Cette bière blonde artisanale lancée par la seule micro-brasserie à gestion entièrement noire a comme emblème un poing levé sur fond d’épis de malt.

La palette des couleurs sur l’étiquette entretient une vague parenté avec celles du parti de l’ancien président Nelson Mandela, mais son concepteur Ndumiso Madlala, à son compte depuis juillet 2014, vise uniquement à révolutionner les tables.
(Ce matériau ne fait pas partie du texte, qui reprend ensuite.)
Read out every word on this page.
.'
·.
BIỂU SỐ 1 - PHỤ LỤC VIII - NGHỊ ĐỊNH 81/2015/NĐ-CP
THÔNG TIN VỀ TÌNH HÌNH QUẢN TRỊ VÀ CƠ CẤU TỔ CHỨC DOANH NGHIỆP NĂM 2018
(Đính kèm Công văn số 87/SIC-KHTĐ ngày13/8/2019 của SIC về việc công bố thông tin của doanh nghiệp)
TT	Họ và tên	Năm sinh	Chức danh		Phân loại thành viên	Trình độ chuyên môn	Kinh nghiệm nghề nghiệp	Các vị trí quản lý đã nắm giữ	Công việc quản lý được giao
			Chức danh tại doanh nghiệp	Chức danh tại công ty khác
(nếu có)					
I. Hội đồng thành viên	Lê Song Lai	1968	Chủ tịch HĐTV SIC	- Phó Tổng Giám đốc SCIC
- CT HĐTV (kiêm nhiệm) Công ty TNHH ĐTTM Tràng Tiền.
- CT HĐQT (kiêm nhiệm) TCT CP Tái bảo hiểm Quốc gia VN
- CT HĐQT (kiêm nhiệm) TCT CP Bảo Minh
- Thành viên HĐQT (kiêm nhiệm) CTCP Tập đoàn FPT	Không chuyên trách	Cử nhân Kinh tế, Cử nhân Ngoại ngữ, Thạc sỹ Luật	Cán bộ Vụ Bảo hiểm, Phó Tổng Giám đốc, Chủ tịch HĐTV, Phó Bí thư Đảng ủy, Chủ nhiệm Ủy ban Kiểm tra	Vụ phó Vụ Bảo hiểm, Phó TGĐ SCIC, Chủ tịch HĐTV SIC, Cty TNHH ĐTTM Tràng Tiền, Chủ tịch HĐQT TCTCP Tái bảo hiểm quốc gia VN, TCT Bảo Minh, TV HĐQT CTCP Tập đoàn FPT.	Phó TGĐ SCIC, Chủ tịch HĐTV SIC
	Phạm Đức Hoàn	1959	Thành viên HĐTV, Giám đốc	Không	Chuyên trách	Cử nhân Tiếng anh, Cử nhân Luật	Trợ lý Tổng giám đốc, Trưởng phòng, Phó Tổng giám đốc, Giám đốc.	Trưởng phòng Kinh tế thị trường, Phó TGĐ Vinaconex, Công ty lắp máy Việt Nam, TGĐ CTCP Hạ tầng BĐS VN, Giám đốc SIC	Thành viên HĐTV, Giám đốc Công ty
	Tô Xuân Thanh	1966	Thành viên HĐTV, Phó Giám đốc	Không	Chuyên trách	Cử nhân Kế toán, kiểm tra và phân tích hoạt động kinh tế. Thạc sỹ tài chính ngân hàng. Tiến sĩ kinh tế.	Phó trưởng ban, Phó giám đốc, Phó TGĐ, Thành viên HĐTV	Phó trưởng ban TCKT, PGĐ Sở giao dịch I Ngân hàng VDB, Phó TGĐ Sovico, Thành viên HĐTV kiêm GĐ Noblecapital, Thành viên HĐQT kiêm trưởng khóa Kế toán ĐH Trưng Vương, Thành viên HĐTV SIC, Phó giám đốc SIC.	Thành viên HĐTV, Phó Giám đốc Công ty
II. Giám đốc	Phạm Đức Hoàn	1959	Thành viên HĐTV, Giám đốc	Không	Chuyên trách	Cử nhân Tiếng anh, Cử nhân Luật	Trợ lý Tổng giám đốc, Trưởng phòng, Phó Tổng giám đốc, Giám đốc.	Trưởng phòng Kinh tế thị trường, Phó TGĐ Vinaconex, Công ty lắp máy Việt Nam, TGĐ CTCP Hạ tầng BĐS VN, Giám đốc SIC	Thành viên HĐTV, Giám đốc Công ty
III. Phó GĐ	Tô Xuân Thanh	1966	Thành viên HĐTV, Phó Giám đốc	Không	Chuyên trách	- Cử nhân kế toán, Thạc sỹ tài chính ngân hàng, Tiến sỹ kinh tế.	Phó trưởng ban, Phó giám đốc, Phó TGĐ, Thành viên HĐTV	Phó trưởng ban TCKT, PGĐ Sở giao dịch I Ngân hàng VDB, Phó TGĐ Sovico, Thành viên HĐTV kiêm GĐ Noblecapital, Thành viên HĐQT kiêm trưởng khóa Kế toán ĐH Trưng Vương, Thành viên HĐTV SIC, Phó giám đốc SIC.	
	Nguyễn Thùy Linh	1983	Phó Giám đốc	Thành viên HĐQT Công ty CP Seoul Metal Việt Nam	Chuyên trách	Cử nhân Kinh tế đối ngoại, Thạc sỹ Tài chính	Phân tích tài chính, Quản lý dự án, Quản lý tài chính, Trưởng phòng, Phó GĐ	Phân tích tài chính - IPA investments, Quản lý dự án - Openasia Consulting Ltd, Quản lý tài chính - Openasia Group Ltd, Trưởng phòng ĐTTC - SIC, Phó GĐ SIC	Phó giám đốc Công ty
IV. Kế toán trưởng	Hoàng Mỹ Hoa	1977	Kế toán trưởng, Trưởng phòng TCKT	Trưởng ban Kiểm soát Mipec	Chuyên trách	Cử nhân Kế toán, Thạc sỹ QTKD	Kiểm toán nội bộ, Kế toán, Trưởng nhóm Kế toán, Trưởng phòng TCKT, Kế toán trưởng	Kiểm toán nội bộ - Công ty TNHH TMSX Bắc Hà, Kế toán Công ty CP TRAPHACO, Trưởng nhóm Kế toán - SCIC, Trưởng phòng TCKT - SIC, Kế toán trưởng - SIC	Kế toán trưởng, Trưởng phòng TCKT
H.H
Il y parvient pour l’instant surtout dans les quartiers les plus aisés de Johannesburg, là où le consommateur, quelle que soit sa couleur de peau, peut s’offrir de bons restaurants, s’accouder entre amis dans des bars à la mode, et est prêt à payer sans rechigner 50% plus cher pour une pinte de luxe brassée artisanalement et au goût sortant de l’ordinaire.

“On ne joue pas sur le terrain de masse, ce n’est pas notre modèle économique. On est juste sur cette niche, le marché de la bière artisanale”, explique Ndumiso, le sourire chaleureux et la trentaine déjà replète.

“A cause des petits volumes, on repose sur de grosses marges et nos bouteilles sont bien plus chères que des bières classiques”, ajoute le jeune entrepreneur de 34 ans, transfuge de SAB Miller, le géant anglo-sud-africain qui l’a recruté après des études de chimie et l’a formé comme maître-brasseur.

La vogue des bières de spécialité prospère partout dans le monde depuis plus d’une vingtaine d’années et l’Afrique du Sud ne fait pas exception.

Un marché de niche pour gastronomes ou citadins branchés s’est développé, n’ayant pas grand chose en commun avec les bières les plus vendues, Castle, Windhoek ou encore Carling Black Label, dont l’abus fait des ravages le week-end parmi la jeunesse noire et métisse des villages pauvres.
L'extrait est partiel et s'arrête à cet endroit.